A recent news article reports on another research study singing the praises of radioimmunotherapy (RIT), as an alternative to a stem-cell transplant. In RIT, radioactive isotopes are bonded to particles of rituximab (Rituxan), which just so happens to be the drug I received in conjunction with my R-CHOP chemotherapy in 2006. The radiation, which is delivered directly to the cancer cells by the rituximab, makes RIT a one-two punch that is proving to be very effective in enhancing long-term survival.
The two leading RIT drugs are Bexxar and Zevalin.
It does require doctors to think outside the therapeutic box, because practitioners must have one foot in each of two different treatment areas - oncology and radiology - that are usually the province of different medical specialists. While RIT treatments are very expensive, typically patients need to receive just one (as compared to multiple rounds of chemotherapy or traditional targeted-beam radiation, or the vastly more expensive - and more risky - stem-cell transplantation option).
VANCOUVER, British Columbia — In patients with refractory or relapsed aggressive lymphoma, immunoradiation combined with high-dose chemotherapy is associated with better progression-free and overall survival than chemotherapy alone when used in advance of autologous stem cell transplantation.

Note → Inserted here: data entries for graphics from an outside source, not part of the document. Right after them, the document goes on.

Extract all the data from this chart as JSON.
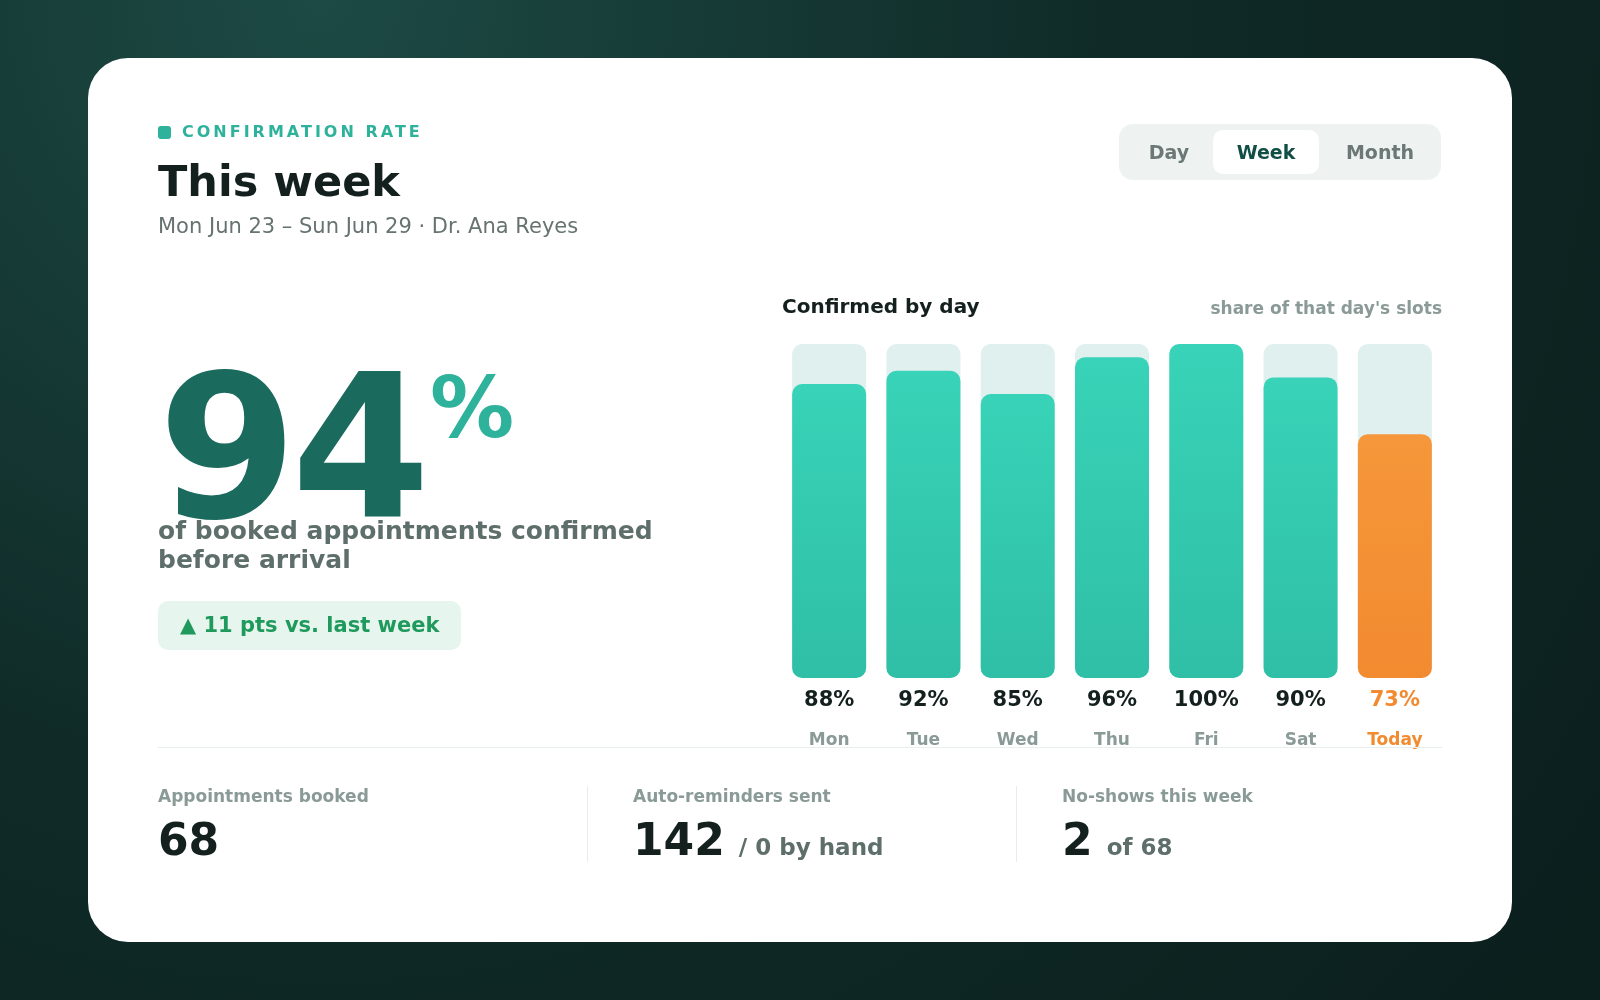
{
  "chart_data": {
    "type": "bar",
    "title": "This week",
    "subtitle": "Mon Jun 23 – Sun Jun 29 · Dr. Ana Reyes",
    "categories": [
      "Mon",
      "Tue",
      "Wed",
      "Thu",
      "Fri",
      "Sat",
      "Today"
    ],
    "values": [
      88,
      92,
      85,
      96,
      100,
      90,
      73
    ],
    "colors": [
      "#2fbfa6",
      "#2fbfa6",
      "#2fbfa6",
      "#2fbfa6",
      "#2fbfa6",
      "#2fbfa6",
      "#f28a30"
    ],
    "value_labels": [
      "88%",
      "92%",
      "85%",
      "96%",
      "100%",
      "90%",
      "73%"
    ],
    "ylim": [
      0,
      100
    ],
    "tick_labels": false,
    "annotations": [
      "CONFIRMATION RATE",
      "Day",
      "Week",
      "Month",
      "94",
      "%",
      "of booked appointments confirmed before arrival",
      "▲ 11 pts vs. last week",
      "Confirmed by day",
      "share of that day's slots",
      "Appointments booked",
      "68",
      "Auto-reminders sent",
      "142",
      "/ 0 by hand",
      "No-shows this week",
      "2",
      "of 68"
    ]
  }
}
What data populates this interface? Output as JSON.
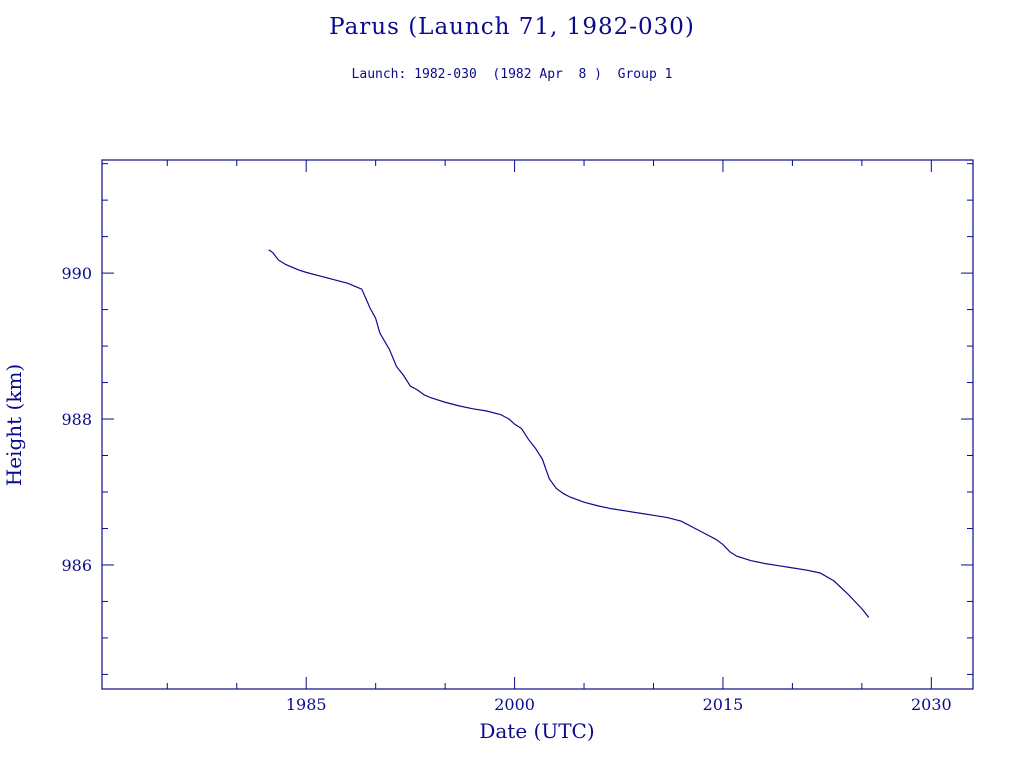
{
  "chart_data": {
    "type": "line",
    "title": "Parus (Launch 71, 1982-030)",
    "subtitle": "Launch: 1982-030  (1982 Apr  8 )  Group 1",
    "xlabel": "Date (UTC)",
    "ylabel": "Height (km)",
    "xlim": [
      1970.3,
      2033.0
    ],
    "ylim": [
      984.3,
      991.55
    ],
    "x_ticks": [
      1985,
      2000,
      2015,
      2030
    ],
    "x_tick_labels": [
      "1985",
      "2000",
      "2015",
      "2030"
    ],
    "y_ticks": [
      986,
      988,
      990
    ],
    "y_tick_labels": [
      "986",
      "988",
      "990"
    ],
    "grid": false,
    "color": "#0a0a8c",
    "series": [
      {
        "x": [
          1982.3,
          1982.6,
          1983.0,
          1983.5,
          1984.0,
          1984.5,
          1985.0,
          1986.0,
          1987.0,
          1988.0,
          1989.0,
          1989.6,
          1990.0,
          1990.3,
          1990.6,
          1991.0,
          1991.5,
          1992.0,
          1992.5,
          1993.0,
          1993.5,
          1994.0,
          1994.5,
          1995.0,
          1996.0,
          1997.0,
          1998.0,
          1999.0,
          1999.6,
          2000.0,
          2000.5,
          2001.0,
          2001.5,
          2002.0,
          2002.5,
          2003.0,
          2003.5,
          2004.0,
          2005.0,
          2006.0,
          2007.0,
          2008.0,
          2009.0,
          2010.0,
          2011.0,
          2012.0,
          2013.0,
          2014.0,
          2014.5,
          2015.0,
          2015.5,
          2016.0,
          2017.0,
          2018.0,
          2019.0,
          2020.0,
          2021.0,
          2022.0,
          2023.0,
          2024.0,
          2025.0,
          2025.5
        ],
        "y": [
          990.32,
          990.28,
          990.18,
          990.12,
          990.08,
          990.04,
          990.01,
          989.96,
          989.91,
          989.86,
          989.78,
          989.52,
          989.38,
          989.18,
          989.08,
          988.95,
          988.72,
          988.6,
          988.45,
          988.4,
          988.33,
          988.29,
          988.26,
          988.23,
          988.18,
          988.14,
          988.11,
          988.06,
          988.0,
          987.93,
          987.87,
          987.72,
          987.6,
          987.45,
          987.18,
          987.05,
          986.98,
          986.93,
          986.86,
          986.81,
          986.77,
          986.74,
          986.71,
          986.68,
          986.65,
          986.6,
          986.5,
          986.4,
          986.35,
          986.28,
          986.18,
          986.12,
          986.06,
          986.02,
          985.99,
          985.96,
          985.93,
          985.89,
          985.78,
          985.6,
          985.4,
          985.28
        ]
      }
    ]
  }
}
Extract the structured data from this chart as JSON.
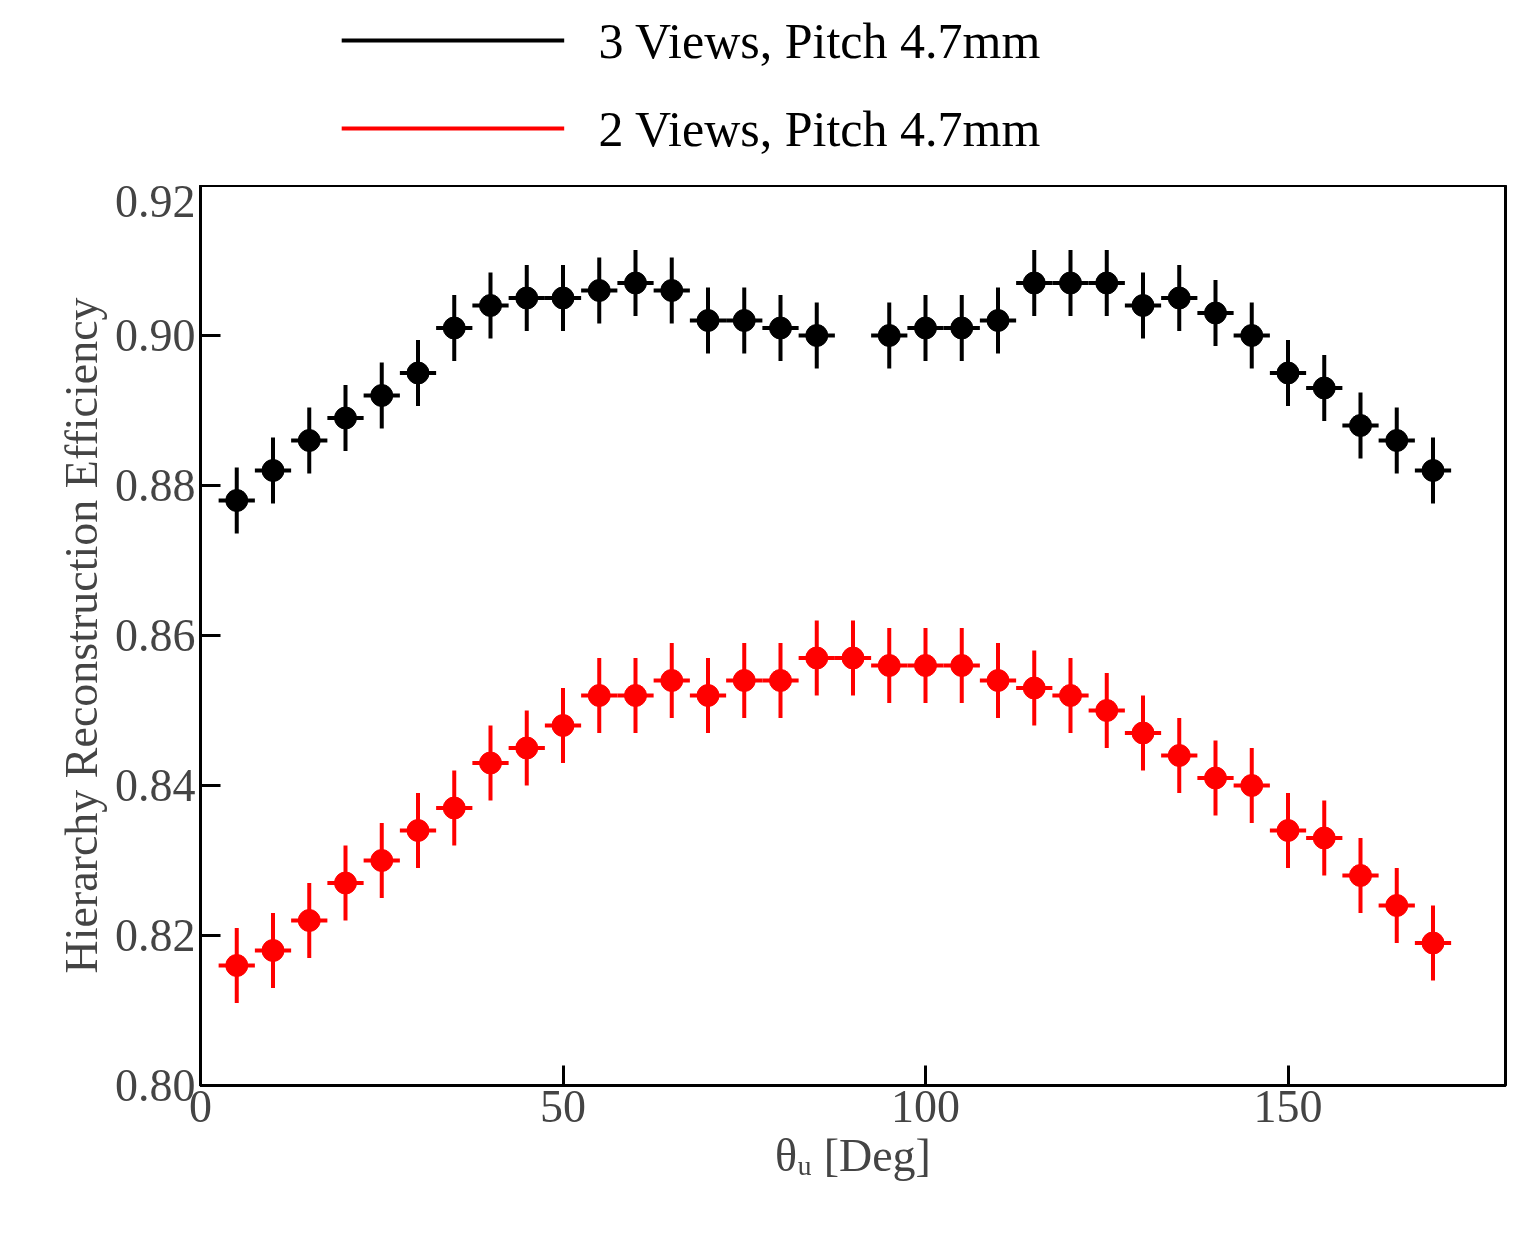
{
  "chart_data": {
    "type": "scatter",
    "xlabel": "θᵤ [Deg]",
    "ylabel": "Hierarchy Reconstruction Efficiency",
    "x": [
      5,
      10,
      15,
      20,
      25,
      30,
      35,
      40,
      45,
      50,
      55,
      60,
      65,
      70,
      75,
      80,
      85,
      90,
      95,
      100,
      105,
      110,
      115,
      120,
      125,
      130,
      135,
      140,
      145,
      150,
      155,
      160,
      165,
      170
    ],
    "xlim": [
      0,
      180
    ],
    "xticks": [
      0,
      50,
      100,
      150
    ],
    "ylim": [
      0.8,
      0.92
    ],
    "yticks": [
      {
        "value": 0.8,
        "label": "0.80"
      },
      {
        "value": 0.82,
        "label": "0.82"
      },
      {
        "value": 0.84,
        "label": "0.84"
      },
      {
        "value": 0.86,
        "label": "0.86"
      },
      {
        "value": 0.88,
        "label": "0.88"
      },
      {
        "value": 0.9,
        "label": "0.90"
      },
      {
        "value": 0.92,
        "label": "0.92"
      }
    ],
    "marker": "circle",
    "legend": "top",
    "grid": false,
    "series": [
      {
        "name": "3 Views, Pitch 4.7mm",
        "color": "#000000",
        "values": [
          0.878,
          0.882,
          0.886,
          0.889,
          0.892,
          0.895,
          0.901,
          0.904,
          0.905,
          0.905,
          0.906,
          0.907,
          0.906,
          0.902,
          0.902,
          0.901,
          0.9,
          null,
          0.9,
          0.901,
          0.901,
          0.902,
          0.907,
          0.907,
          0.907,
          0.904,
          0.905,
          0.903,
          0.9,
          0.895,
          0.893,
          0.888,
          0.886,
          0.882
        ],
        "errors": [
          0.0044,
          0.0044,
          0.0044,
          0.0044,
          0.0044,
          0.0044,
          0.0044,
          0.0044,
          0.0044,
          0.0044,
          0.0044,
          0.0044,
          0.0044,
          0.0044,
          0.0044,
          0.0044,
          0.0044,
          null,
          0.0044,
          0.0044,
          0.0044,
          0.0044,
          0.0044,
          0.0044,
          0.0044,
          0.0044,
          0.0044,
          0.0044,
          0.0044,
          0.0044,
          0.0044,
          0.0044,
          0.0044,
          0.0044
        ],
        "xerrors": [
          2.5,
          2.5,
          2.5,
          2.5,
          2.5,
          2.5,
          2.5,
          2.5,
          2.5,
          2.5,
          2.5,
          2.5,
          2.5,
          2.5,
          2.5,
          2.5,
          2.5,
          null,
          2.5,
          2.5,
          2.5,
          2.5,
          2.5,
          2.5,
          2.5,
          2.5,
          2.5,
          2.5,
          2.5,
          2.5,
          2.5,
          2.5,
          2.5,
          2.5
        ]
      },
      {
        "name": "2 Views, Pitch 4.7mm",
        "color": "#ff0000",
        "values": [
          0.816,
          0.818,
          0.822,
          0.827,
          0.83,
          0.834,
          0.837,
          0.843,
          0.845,
          0.848,
          0.852,
          0.852,
          0.854,
          0.852,
          0.854,
          0.854,
          0.857,
          0.857,
          0.856,
          0.856,
          0.856,
          0.854,
          0.853,
          0.852,
          0.85,
          0.847,
          0.844,
          0.841,
          0.84,
          0.834,
          0.833,
          0.828,
          0.824,
          0.819
        ],
        "errors": [
          0.005,
          0.005,
          0.005,
          0.005,
          0.005,
          0.005,
          0.005,
          0.005,
          0.005,
          0.005,
          0.005,
          0.005,
          0.005,
          0.005,
          0.005,
          0.005,
          0.005,
          0.005,
          0.005,
          0.005,
          0.005,
          0.005,
          0.005,
          0.005,
          0.005,
          0.005,
          0.005,
          0.005,
          0.005,
          0.005,
          0.005,
          0.005,
          0.005,
          0.005
        ],
        "xerrors": [
          2.5,
          2.5,
          2.5,
          2.5,
          2.5,
          2.5,
          2.5,
          2.5,
          2.5,
          2.5,
          2.5,
          2.5,
          2.5,
          2.5,
          2.5,
          2.5,
          2.5,
          2.5,
          2.5,
          2.5,
          2.5,
          2.5,
          2.5,
          2.5,
          2.5,
          2.5,
          2.5,
          2.5,
          2.5,
          2.5,
          2.5,
          2.5,
          2.5,
          2.5
        ]
      }
    ]
  }
}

The BEAM chemotherapy consists of BCNU, etoposide, cytarabine, and melphalan.
"We started adding immunoradiation to BEAM about 9 years ago," said Tzila Zwas, MD, professor of nuclear medicine at Tel-Aviv University in Israel. "It was the hematologists' idea, because BEAM alone extended patients' lives by a few months only. The prognosis was very grave."
When Y-90 ibritumomab tiuxetan (Zevalin) was added to high-dose chemotherapy, "it was so successful — extending lives by over 2 years — we decided to conduct a multicenter trial," she explained....
The Z-BEAM approach improved overall and progression-free survival, "which is critical in hematology," said Dr. Zwas. The researchers also found positive effects in elderly patients. "This is very good news because we are dealing mostly with elderly patients. Refractory or relapsed aggressive lymphoma is not as common in the young age group. If elderly patients can achieve quality of life with low toxicity, it's unbelievably beneficial to them," she added....
Dr. [Norman] LaFrance said he hopes to see radioimmunotherapy combined with chemotherapy in earlier stages of disease and in other indications. "It's an evolution that hasn't occurred quickly enough, but I think it will," he explained. Medical oncologists are not trained to deal with radiation therapy, and there could be issues of reimbursement. "It's complicated, it's multifactorial, but I think it's turning the corner that people think combining radioimmunotherapy with chemotherapy is the right thing to do."
- Excerpted from "Radioimmunotherapy Improves Lymphoma Survival," by Jim Kling, Medscape Medical News, Jun 14, 2013.